Methods: A mixed methods two phase pilot study presented existing workforce members (n=179) with video case vignettes and asked them to rate the new cultural considerations domain items. We calculated intraclass correlation coefficients and examined item level variance to explore the inter-rater reliability of the tool and utilized Likert scale questions to understand the content validity. Qualitative, open ended questions asked further questions about content validity and usability. Finally, a subset of participants were invited to participate in affinity based focus groups (POC, multi-lingual, queer identified, white) to explore and member check the results of the pilot test. An advisory board of stakeholders was convened throughout the study period to inform and guide the process.
Results: The intraclass correlation coefficient (ICC) for the cultural consideration’s domain was .23 for vignette 1 and .24 for vignette 2, indicating poor inter-rater reliability. Conversely, the new items received strong endorsement from participants for face and content validity with over 90% of the participants indicating they agreed or strongly agreed that the items in the domain were clearly worded, the rating scale was clear and applicable, and the items were consistent with the ways in which they viewed cultural considerations in practice.
Focus group data suggests that the low ICC was likely due to: 1.) A hesitation by white identified clinicians to ask clients about culture and identity 2.) A lack of understanding about the role of culture in the delivery and receipt of services primarily, though not exclusively by white clinicians and 3.) A desire not to see “culture” as pathology by queer and BIPOC clinicians.

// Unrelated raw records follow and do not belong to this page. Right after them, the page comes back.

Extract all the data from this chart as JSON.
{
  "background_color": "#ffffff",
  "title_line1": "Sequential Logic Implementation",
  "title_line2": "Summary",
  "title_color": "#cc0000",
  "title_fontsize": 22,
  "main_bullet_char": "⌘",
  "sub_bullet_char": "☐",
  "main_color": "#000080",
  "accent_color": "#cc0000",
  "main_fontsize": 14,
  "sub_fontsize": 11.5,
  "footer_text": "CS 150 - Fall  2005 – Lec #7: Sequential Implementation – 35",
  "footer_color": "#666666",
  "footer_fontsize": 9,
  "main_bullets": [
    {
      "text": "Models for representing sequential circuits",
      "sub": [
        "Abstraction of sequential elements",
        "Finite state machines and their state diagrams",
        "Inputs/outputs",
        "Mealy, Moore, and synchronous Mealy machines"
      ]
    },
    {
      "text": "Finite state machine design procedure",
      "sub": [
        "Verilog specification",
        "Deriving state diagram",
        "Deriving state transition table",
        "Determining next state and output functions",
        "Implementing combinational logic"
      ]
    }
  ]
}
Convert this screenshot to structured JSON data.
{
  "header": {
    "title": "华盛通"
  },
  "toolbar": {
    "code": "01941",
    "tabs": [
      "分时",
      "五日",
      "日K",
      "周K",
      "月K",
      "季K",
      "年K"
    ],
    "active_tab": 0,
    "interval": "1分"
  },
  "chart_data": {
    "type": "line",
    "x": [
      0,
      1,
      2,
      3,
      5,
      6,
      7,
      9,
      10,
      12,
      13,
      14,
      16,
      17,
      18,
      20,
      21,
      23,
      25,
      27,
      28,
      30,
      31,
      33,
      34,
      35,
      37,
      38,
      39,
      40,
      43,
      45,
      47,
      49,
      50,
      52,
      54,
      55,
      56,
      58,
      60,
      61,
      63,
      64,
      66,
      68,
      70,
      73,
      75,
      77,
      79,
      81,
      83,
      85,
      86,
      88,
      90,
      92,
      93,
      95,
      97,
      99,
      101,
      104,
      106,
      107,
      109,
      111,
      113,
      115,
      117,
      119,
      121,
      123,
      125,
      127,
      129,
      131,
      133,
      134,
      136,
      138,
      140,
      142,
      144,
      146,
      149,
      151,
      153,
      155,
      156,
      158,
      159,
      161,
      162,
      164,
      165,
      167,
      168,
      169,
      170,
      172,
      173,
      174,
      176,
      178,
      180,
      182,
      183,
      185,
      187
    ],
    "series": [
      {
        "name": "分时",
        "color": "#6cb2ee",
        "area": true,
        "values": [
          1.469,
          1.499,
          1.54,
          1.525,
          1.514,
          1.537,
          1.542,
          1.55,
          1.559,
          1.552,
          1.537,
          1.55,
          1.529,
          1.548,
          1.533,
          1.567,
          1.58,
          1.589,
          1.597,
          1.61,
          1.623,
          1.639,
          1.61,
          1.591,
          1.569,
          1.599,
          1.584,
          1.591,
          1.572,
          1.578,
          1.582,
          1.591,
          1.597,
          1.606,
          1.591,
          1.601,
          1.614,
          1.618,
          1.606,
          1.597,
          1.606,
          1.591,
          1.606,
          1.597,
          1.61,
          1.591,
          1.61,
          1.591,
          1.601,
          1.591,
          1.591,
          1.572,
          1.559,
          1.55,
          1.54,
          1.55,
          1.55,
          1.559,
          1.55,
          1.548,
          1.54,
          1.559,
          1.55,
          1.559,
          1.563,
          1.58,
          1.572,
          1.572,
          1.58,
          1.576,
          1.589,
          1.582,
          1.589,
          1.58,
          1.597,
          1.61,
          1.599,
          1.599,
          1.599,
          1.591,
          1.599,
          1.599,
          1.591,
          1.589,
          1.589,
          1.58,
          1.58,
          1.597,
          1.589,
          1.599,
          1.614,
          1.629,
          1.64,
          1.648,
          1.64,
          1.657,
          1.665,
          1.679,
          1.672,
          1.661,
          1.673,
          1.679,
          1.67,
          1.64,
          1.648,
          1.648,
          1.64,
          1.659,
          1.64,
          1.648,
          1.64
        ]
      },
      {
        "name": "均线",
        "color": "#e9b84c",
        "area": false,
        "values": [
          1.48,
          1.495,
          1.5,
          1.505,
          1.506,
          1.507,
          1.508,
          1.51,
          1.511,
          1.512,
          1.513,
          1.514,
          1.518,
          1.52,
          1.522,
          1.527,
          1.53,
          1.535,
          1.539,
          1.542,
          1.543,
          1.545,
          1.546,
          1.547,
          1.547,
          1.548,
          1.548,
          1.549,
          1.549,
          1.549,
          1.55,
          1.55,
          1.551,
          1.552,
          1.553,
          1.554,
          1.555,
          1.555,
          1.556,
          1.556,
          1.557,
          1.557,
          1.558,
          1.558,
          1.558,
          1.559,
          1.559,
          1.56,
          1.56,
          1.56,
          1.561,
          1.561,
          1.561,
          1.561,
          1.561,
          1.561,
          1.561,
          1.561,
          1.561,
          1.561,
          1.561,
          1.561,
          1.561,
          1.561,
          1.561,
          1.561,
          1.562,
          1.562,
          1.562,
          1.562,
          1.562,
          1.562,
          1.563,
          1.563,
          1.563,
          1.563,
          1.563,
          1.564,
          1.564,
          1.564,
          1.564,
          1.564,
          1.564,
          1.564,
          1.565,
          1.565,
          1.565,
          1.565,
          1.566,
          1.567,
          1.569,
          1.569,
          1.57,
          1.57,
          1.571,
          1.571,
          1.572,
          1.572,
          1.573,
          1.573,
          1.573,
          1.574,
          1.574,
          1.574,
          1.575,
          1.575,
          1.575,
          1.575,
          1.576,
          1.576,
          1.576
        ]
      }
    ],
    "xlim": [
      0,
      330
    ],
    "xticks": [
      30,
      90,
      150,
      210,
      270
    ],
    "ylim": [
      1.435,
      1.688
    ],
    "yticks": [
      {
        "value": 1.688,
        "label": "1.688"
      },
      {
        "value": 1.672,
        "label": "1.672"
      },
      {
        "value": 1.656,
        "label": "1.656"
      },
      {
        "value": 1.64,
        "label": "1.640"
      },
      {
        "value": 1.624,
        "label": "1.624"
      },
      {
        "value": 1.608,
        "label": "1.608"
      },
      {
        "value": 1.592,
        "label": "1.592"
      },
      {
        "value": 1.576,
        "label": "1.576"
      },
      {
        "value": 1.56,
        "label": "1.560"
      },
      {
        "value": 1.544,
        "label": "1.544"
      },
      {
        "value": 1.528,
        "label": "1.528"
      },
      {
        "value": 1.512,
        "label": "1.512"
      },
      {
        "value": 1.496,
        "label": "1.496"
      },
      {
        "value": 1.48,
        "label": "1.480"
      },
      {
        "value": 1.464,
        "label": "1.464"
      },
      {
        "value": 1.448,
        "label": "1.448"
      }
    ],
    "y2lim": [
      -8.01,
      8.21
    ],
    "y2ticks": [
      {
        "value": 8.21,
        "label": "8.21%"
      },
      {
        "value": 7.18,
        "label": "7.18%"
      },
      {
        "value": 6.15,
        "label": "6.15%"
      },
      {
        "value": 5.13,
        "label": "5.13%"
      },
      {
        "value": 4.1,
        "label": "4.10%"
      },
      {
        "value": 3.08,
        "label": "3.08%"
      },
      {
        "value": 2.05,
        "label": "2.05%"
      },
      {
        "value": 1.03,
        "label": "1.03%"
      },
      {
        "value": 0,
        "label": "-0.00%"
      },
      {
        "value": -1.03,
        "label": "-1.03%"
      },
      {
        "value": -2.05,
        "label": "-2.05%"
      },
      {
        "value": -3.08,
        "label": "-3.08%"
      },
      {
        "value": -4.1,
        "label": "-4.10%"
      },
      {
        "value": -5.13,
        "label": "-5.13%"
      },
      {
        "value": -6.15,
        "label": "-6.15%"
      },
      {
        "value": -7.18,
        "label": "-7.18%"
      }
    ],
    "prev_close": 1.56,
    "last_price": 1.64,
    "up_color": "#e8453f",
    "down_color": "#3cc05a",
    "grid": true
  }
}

Conclusions and Implications: Existing assessment tools offer an opportunity to add variables or domains that focus the attention of social work staff on the impact of the social determinants of health on the child and family, however training must accompany the implementation of such measures. Findings suggest that the workforce requires specific instruction on how to ask about culture and identity and how to place the data gathered in the context of service delivery. Finally, clinicians holding marginalized identities may also view the addition of such variables as pathologizing of culture and identity, an issue that should be further explored in research.